Tout cela pour dire quoi : que la Torah s'oppose avec force à la vengeance personnelle. Une société basée sur une loi et des moyens de l'appliquer peut perdurer. Une société qui repose sur la vengeance et le droit pour chacun de se venger suivant le mal qu'il estime avoir subi, tombe inexorablement dans l'anarchie.

Dans un état de droit, la justice n'est pas rendue par les victimes ni par la populace mais par les juges. Un juge dont la fonction n'est pas de satisfaire les victimes ni de calmer la vindicte populaire, mais simplement –et c'est déjà beaucoup- de dire si une personne est coupable du crime dont on l'accuse et si oui de la punir d'après les lois en vigueur dans le pays devant lesquelles tous les citoyens sont égaux. Une fois que le coupable a subit sa peine, on doit le laisser tranquille, c'est ce que dit le texte!

J'imagine que vous voyez où je veux en venir : dans l'actualité de cette semaine, une polémique a attiré mon attention : plus de 15 ans après l'affaire Dutroux, son ex-femme est sorti de prison et bénéficie d'un régime de semi-liberté. Comme d'habitude dans ce genre d'affaires on a assisté à l'emballement médiatique habituel autour des questions d'application de la justice. Les journalistes ont donné la parole à un certain nombre de victimes, de témoins et à la grande masse populaire qui dénoncent cette sortie de prison comme un "scandale" au vu des actions barbares de la coupable, manifestent en brandissant les portraits des victimes et, évidemment, immanquablement, il s'en trouve comme dans chaque affaire judiciaire particulièrement choquante pour réclamer "le rétablissement de la peine de mort" comme si cela allait changer quelque chose, comme si la fureur populaire ne devait retrouver le calme et la sérénité qu'après cela.

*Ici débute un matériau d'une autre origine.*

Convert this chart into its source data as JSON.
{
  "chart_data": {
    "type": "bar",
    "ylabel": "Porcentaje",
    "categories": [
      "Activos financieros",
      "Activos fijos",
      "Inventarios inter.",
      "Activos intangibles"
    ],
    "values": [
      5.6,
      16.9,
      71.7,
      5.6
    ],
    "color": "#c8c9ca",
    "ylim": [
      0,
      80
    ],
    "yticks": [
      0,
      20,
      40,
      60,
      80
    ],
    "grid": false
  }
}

Je n'hésite pas à dire que c'est ce scandale que je trouve scandaleux. Et je le dis au nom de la tradition juive dont la préoccupation première est la question de la justice.

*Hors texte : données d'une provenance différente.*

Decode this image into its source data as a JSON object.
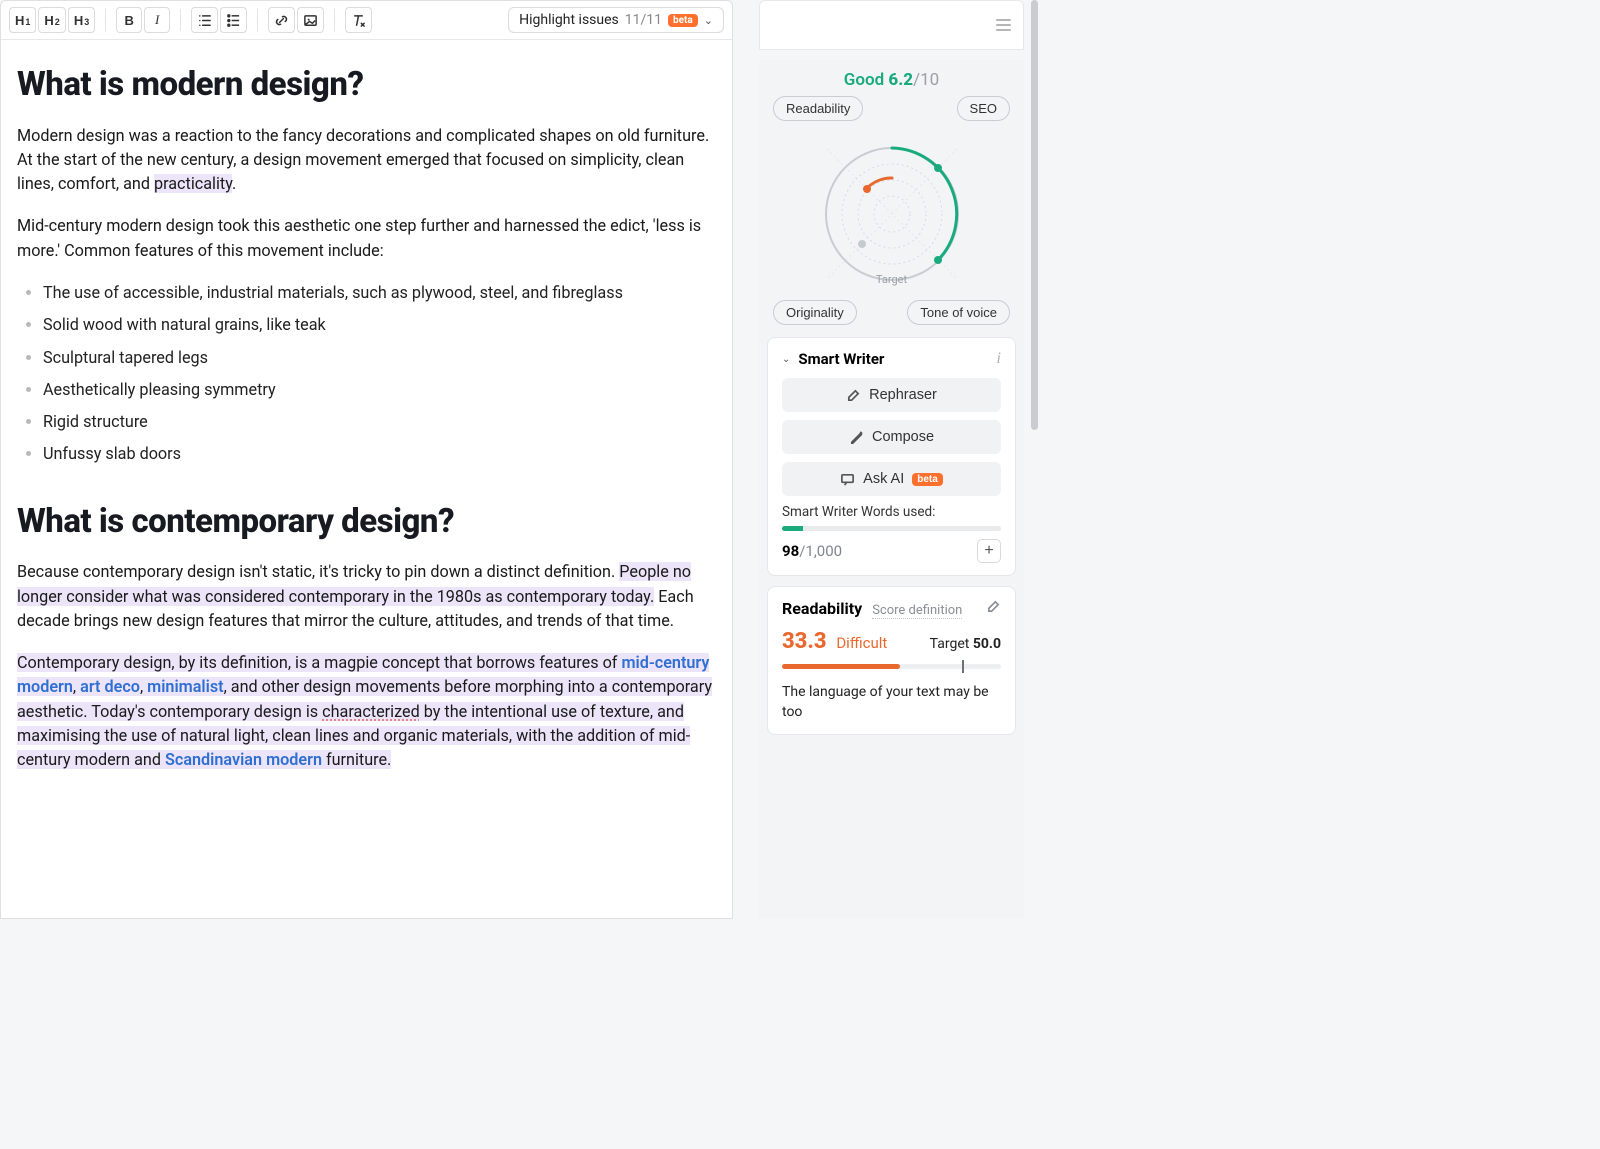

On peut évidemment avoir son avis sur la façon dont l'affaire a été instruite et jugée. On peut aussi trouver que les lois sont trop laxistes ou pas assez répressives et faire pression au niveau politique pour les changer. Mais quelle que soit l'émotion suscitée par l'horreur des crimes perpétrés, s'associer aux loups qui hurlent vengeance alors que la justice a été rendue et appliquée c'est remettre en cause l'état de droit dans lequel nous vivons, les lois qui rendent possible la vie en société, mais surtout, pour nous juifs, c'est remettre en cause le processus spirituel du mois d'Eloul et des fêtes de Tichri, processus entièrement basé sur l'idée de repentir devant la justice : une fois que chacun d'entre nous aura exprimé un remord sincère de toutes les mauvaises actions de l'année, se sera "mortifié" comme punition (c'est le principe de Yom Kippour ועניתם את נפשותיכם), chacun de nous pourra se considérer comme "purifié", "acquitté" et inscrit dans le livre de la vie.

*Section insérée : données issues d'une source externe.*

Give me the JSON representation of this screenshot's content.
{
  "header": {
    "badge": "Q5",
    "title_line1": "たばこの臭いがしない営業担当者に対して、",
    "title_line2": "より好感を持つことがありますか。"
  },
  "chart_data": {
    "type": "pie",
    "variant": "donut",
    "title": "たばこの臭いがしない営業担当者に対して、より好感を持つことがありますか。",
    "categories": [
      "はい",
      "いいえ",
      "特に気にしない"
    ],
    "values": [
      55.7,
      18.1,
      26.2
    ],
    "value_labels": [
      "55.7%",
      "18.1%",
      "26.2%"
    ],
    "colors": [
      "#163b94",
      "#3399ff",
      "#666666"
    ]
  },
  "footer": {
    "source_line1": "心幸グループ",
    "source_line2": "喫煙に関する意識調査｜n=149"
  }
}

Nier à un être humain, quel qu'il soit, le droit au repentir, le droit à payer pour les fautes/les crimes commis et continuer sa vie, c'est le nier pour toute l'humanité, et donc pour chacun d'entre nous.

Je l'ai déjà dit et je n'ai pas fini de le répéter : ce que j'admire dans la sagesse ancestrale, c'est qu'au-delà d'une expression qu'on peut parfois trouver archaïque se développe une pensée totalement révolutionnaire et civilisatrice : aux sentiments instinctifs de la masse en furie qui réclame le prix du sang, notre tradition oppose le calme raisonné, distancié, impartial de la justice avec un objectif civilisateur qui rejaillit sur l'ensemble du peuple et plus tard sur l'ensemble de l'humanité :
(יג) וְכָל הָעָם יִשְׁמְעוּ וְיִרָאוּ וְלֹא יְזִידוּן עוֹד: ס
Deut. 17, 13 : « afin que tous l'apprennent et tremblent, et n'aient plus pareille témérité. »

L'espoir de la Torah est que chaque juif devienne un jour un "tsadik", un Juste, comme disait Manitou : un Juste n'est pas quelqu'un qui rend la justice, mais quelqu'un qui a la capacité de faire juste ce qu'il faut faire.